5. The method according to claim 4, characterized in that, When the target information includes the preset posture signal and the target facial feature information, the step of using a plurality of image sensors configured on the autonomous vehicle to identify the target image signal includes: The preset attitude signal is identified first; If the preset posture signal is detected, the recognition of the target facial feature information is triggered, or Prioritize the identification of the target facial feature information; If the target facial feature information is detected, the recognition of the preset pose signal is triggered, or The preset posture signal is identified, and the target facial feature information is identified simultaneously.
6. The method according to claim 5, characterized in that, The step of determining the corrected positioning point based on the target image signal includes: If the preset posture signal and the target facial feature information are identified, and the user associated with the preset posture signal and the user corresponding to the target facial feature information are the same user, then the corrected positioning point is determined based on the position of the same user.

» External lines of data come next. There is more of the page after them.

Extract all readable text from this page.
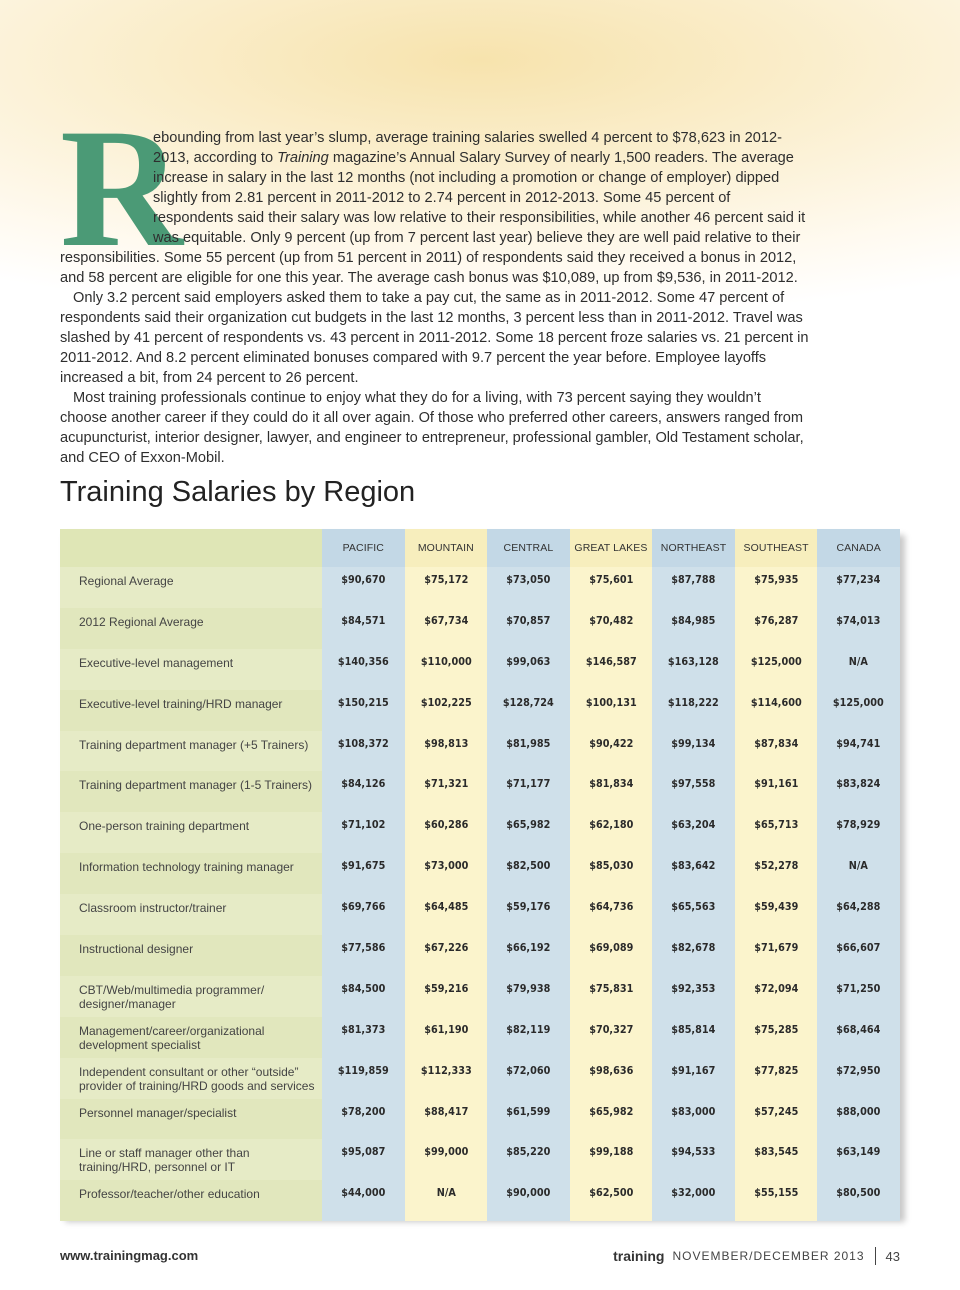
R

ebounding from last year’s slump, average training salaries swelled 4 percent to $78,623 in 2012-2013, according to Training magazine’s Annual Salary Survey of nearly 1,500 readers. The average increase in salary in the last 12 months (not including a promotion or change of employer) dipped slightly from 2.81 percent in 2011-2012 to 2.74 percent in 2012-2013. Some 45 percent of respondents said their salary was low relative to their responsibilities, while another 46 percent said it was equitable. Only 9 percent (up from 7 percent last year) believe they are well paid relative to their responsibilities. Some 55 percent (up from 51 percent in 2011) of respondents said they received a bonus in 2012, and 58 percent are eligible for one this year. The average cash bonus was $10,089, up from $9,536, in 2011-2012.

Only 3.2 percent said employers asked them to take a pay cut, the same as in 2011-2012. Some 47 percent of respondents said their organization cut budgets in the last 12 months, 3 percent less than in 2011-2012. Travel was slashed by 41 percent of respondents vs. 43 percent in 2011-2012. Some 18 percent froze salaries vs. 21 percent in 2011-2012. And 8.2 percent eliminated bonuses compared with 9.7 percent the year before. Employee layoffs increased a bit, from 24 percent to 26 percent.

Most training professionals continue to enjoy what they do for a living, with 73 percent saying they wouldn’t choose another career if they could do it all over again. Of those who preferred other careers, answers ranged from acupuncturist, interior designer, lawyer, and engineer to entrepreneur, professional gambler, Old Testament scholar, and CEO of Exxon-Mobil.

Training Salaries by Region
PACIFIC	MOUNTAIN	CENTRAL	GREAT LAKES	NORTHEAST	SOUTHEAST	CANADA
Regional Average	$90,670	$75,172	$73,050	$75,601	$87,788	$75,935	$77,234
2012 Regional Average	$84,571	$67,734	$70,857	$70,482	$84,985	$76,287	$74,013
Executive-level management	$140,356	$110,000	$99,063	$146,587	$163,128	$125,000	N/A
Executive-level training/HRD manager	$150,215	$102,225	$128,724	$100,131	$118,222	$114,600	$125,000
Training department manager (+5 Trainers)	$108,372	$98,813	$81,985	$90,422	$99,134	$87,834	$94,741
Training department manager (1-5 Trainers)	$84,126	$71,321	$71,177	$81,834	$97,558	$91,161	$83,824
One-person training department	$71,102	$60,286	$65,982	$62,180	$63,204	$65,713	$78,929
Information technology training manager	$91,675	$73,000	$82,500	$85,030	$83,642	$52,278	N/A
Classroom instructor/trainer	$69,766	$64,485	$59,176	$64,736	$65,563	$59,439	$64,288
Instructional designer	$77,586	$67,226	$66,192	$69,089	$82,678	$71,679	$66,607
CBT/Web/multimedia programmer/ designer/manager
$84,500	$59,216	$79,938	$75,831	$92,353	$72,094	$71,250
Management/career/organizational development specialist
$81,373	$61,190	$82,119	$70,327	$85,814	$75,285	$68,464
Independent consultant or other “outside” provider of training/HRD goods and services
$119,859	$112,333	$72,060	$98,636	$91,167	$77,825	$72,950
Personnel manager/specialist	$78,200	$88,417	$61,599	$65,982	$83,000	$57,245	$88,000
Line or staff manager other than training/HRD, personnel or IT
$95,087	$99,000	$85,220	$99,188	$94,533	$83,545	$63,149
Professor/teacher/other education	$44,000	N/A	$90,000	$62,500	$32,000	$55,155	$80,500
www.trainingmag.com	training NOVEMBER/DECEMBER 2013 43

7. The method according to claim 6, characterized in that, The method further includes: If the target image signal is not detected, the initial positioning point will be used as the stopping point for the autonomous vehicle. The unidentified target image signal includes: If neither the preset pose signal nor the target facial feature information is detected, or The preset posture signal and the target facial feature information are identified, and the user associated with the preset posture signal and the user corresponding to the target facial feature information are different users.

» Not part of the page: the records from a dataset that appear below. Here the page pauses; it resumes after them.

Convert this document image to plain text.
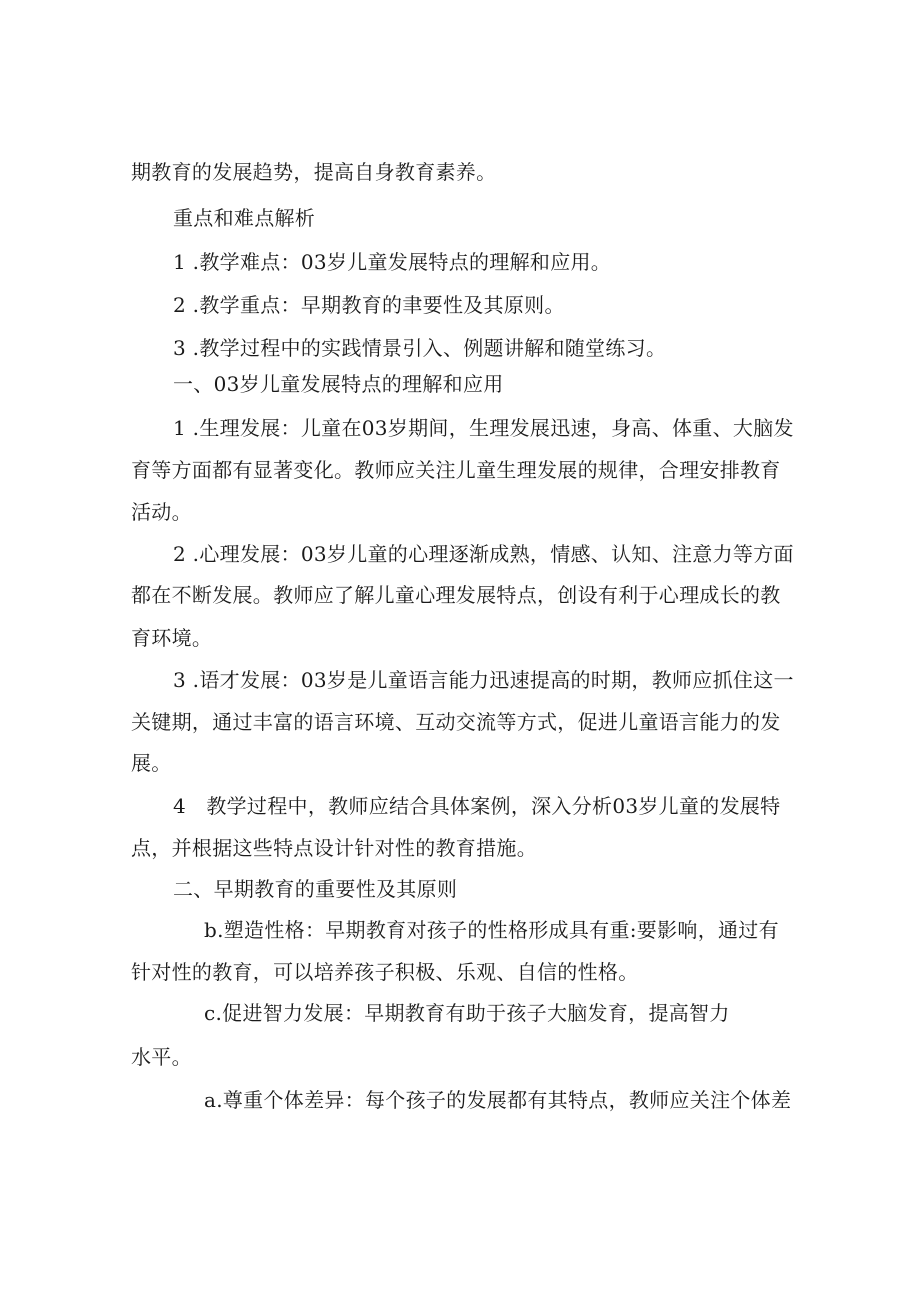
期教育的发展趋势，提高自身教育素养。
重点和难点解析
1 .教学难点：03岁儿童发展特点的理解和应用。
2 .教学重点：早期教育的聿要性及其原则。
3 .教学过程中的实践情景引入、例题讲解和随堂练习。
一、03岁儿童发展特点的理解和应用
1 .生理发展：儿童在03岁期间，生理发展迅速，身高、体重、大脑发
育等方面都有显著变化。教师应关注儿童生理发展的规律，合理安排教育
活动。
2 .心理发展：03岁儿童的心理逐渐成熟，情感、认知、注意力等方面
都在不断发展。教师应了解儿童心理发展特点，创设有利于心理成长的教
育环境。
3 .语才发展：03岁是儿童语言能力迅速提高的时期，教师应抓住这一
关键期，通过丰富的语言环境、互动交流等方式，促进儿童语言能力的发
展。
4　教学过程中，教师应结合具体案例，深入分析03岁儿童的发展特
点，并根据这些特点设计针对性的教育措施。
二、早期教育的重要性及其原则
b.塑造性格：早期教育对孩子的性格形成具有重:要影响，通过有
针对性的教育，可以培养孩子积极、乐观、自信的性格。
c.促进智力发展：早期教育有助于孩子大脑发育，提高智力
水平。
a.尊重个体差异：每个孩子的发展都有其特点，教师应关注个体差
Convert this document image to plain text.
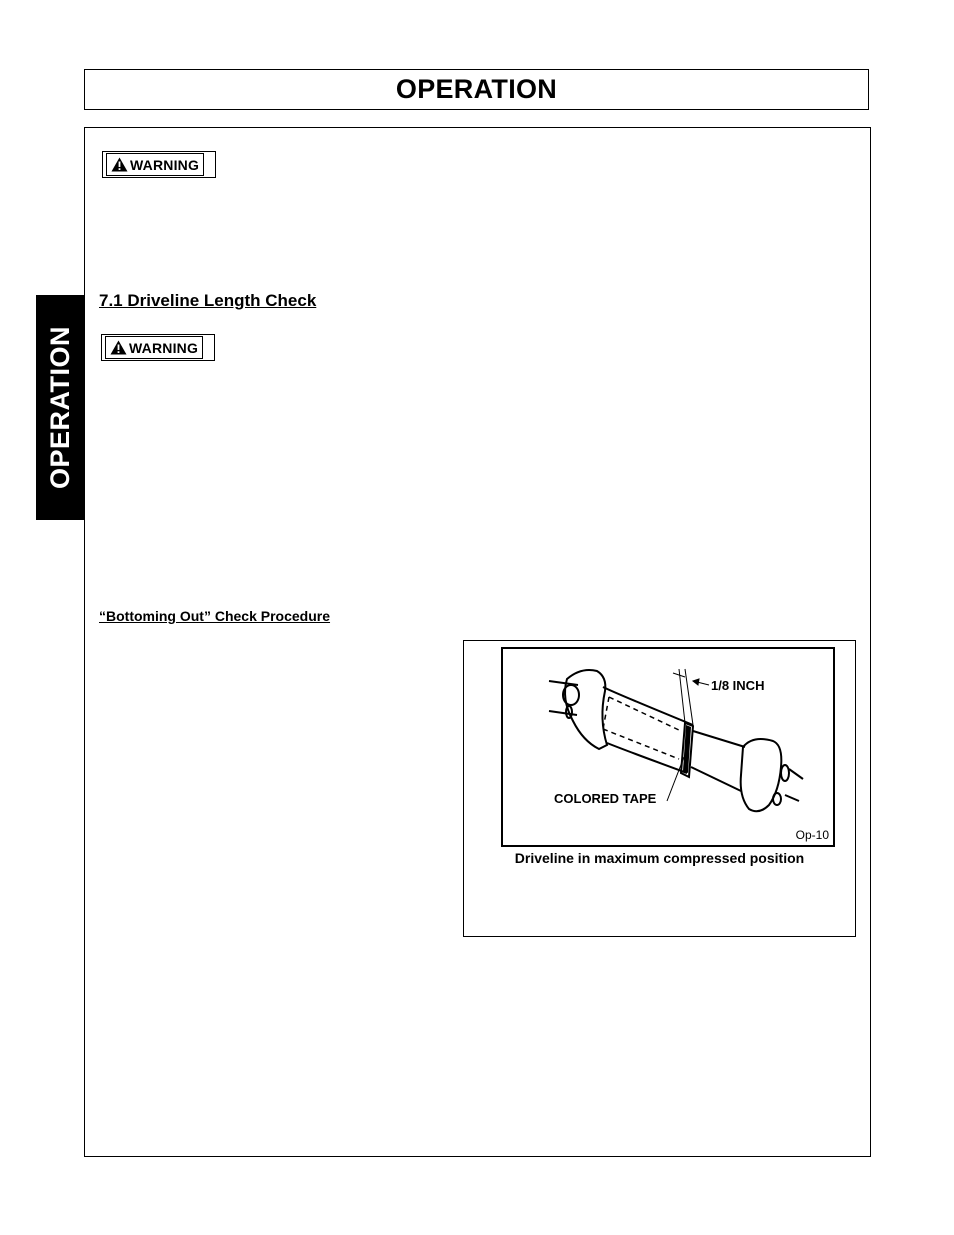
OPERATION
OPERATION
WARNING
7.1 Driveline Length Check
WARNING
“Bottoming Out” Check Procedure
1/8 INCH
COLORED TAPE
Op-10
Driveline in maximum compressed position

8. The method according to claim 1, characterized in that, The method further includes: After detecting that the autonomous vehicle has stopped at the designated stop, the user is authenticated. If authentication is successful, the doors of the autonomous vehicle will be opened.

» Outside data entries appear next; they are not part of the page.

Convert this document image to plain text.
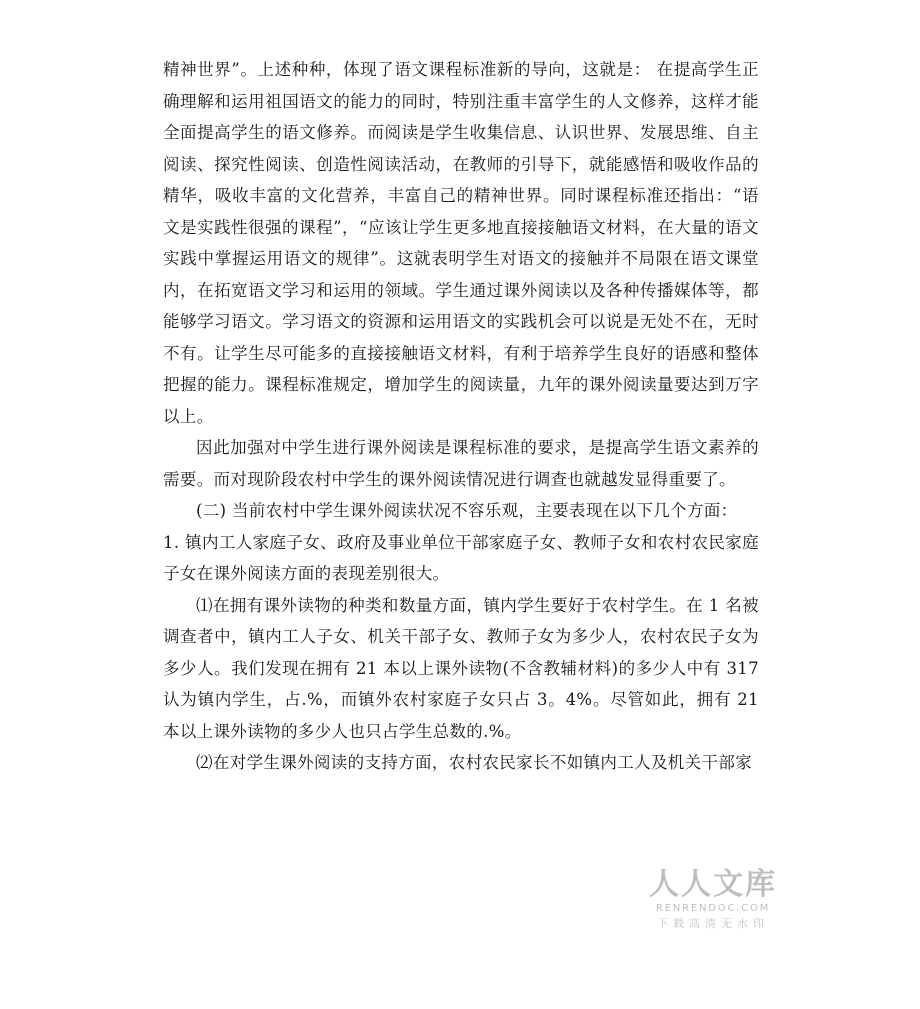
精神世界”。上述种种，体现了语文课程标准新的导向，这就是： 在提高学生正确理解和运用祖国语文的能力的同时，特别注重丰富学生的人文修养，这样才能全面提高学生的语文修养。而阅读是学生收集信息、认识世界、发展思维、自主阅读、探究性阅读、创造性阅读活动，在教师的引导下，就能感悟和吸收作品的精华，吸收丰富的文化营养，丰富自己的精神世界。同时课程标准还指出：“语文是实践性很强的课程”，“应该让学生更多地直接接触语文材料，在大量的语文实践中掌握运用语文的规律”。这就表明学生对语文的接触并不局限在语文课堂内，在拓宽语文学习和运用的领域。学生通过课外阅读以及各种传播媒体等，都能够学习语文。学习语文的资源和运用语文的实践机会可以说是无处不在，无时不有。让学生尽可能多的直接接触语文材料，有利于培养学生良好的语感和整体把握的能力。课程标准规定，增加学生的阅读量，九年的课外阅读量要达到万字以上。

因此加强对中学生进行课外阅读是课程标准的要求，是提高学生语文素养的需要。而对现阶段农村中学生的课外阅读情况进行调查也就越发显得重要了。

(二) 当前农村中学生课外阅读状况不容乐观，主要表现在以下几个方面：

1. 镇内工人家庭子女、政府及事业单位干部家庭子女、教师子女和农村农民家庭子女在课外阅读方面的表现差别很大。

⑴在拥有课外读物的种类和数量方面，镇内学生要好于农村学生。在 1 名被调查者中，镇内工人子女、机关干部子女、教师子女为多少人，农村农民子女为多少人。我们发现在拥有 21 本以上课外读物(不含教辅材料)的多少人中有 317 认为镇内学生，占.%，而镇外农村家庭子女只占 3。4%。尽管如此，拥有 21 本以上课外读物的多少人也只占学生总数的.%。

⑵在对学生课外阅读的支持方面，农村农民家长不如镇内工人及机关干部家

人人文库
RENRENDOC.COM
下载高清无水印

9. A device for determining the stopping point of an autonomous vehicle, characterized in that, The device includes: The control unit is used to determine the initial positioning point based on the starting address information input by the user, and to control the autonomous vehicle to move toward the initial positioning point; The identification unit is used to identify target image signals within a target area determined based on the initial positioning point using a plurality of image sensors configured on the autonomous vehicle; the target image signals are image signals from the actual location of the user and containing the user's target information; The determining unit is configured to, if a target image signal is detected, determine a corrected positioning point based on the target image signal, and determine the stopping point of the autonomous vehicle based on the corrected positioning point.
10. An electronic device, characterized in that, include: processor; Memory used to store processor-executable instructions; The processor is configured to implement the method of any one of claims 1 to 8.
11. A computer-readable storage medium having a computer program stored thereon, characterized in that, When the computer program is executed by a processor, it implements the steps of the method according to any one of claims 1 to 8.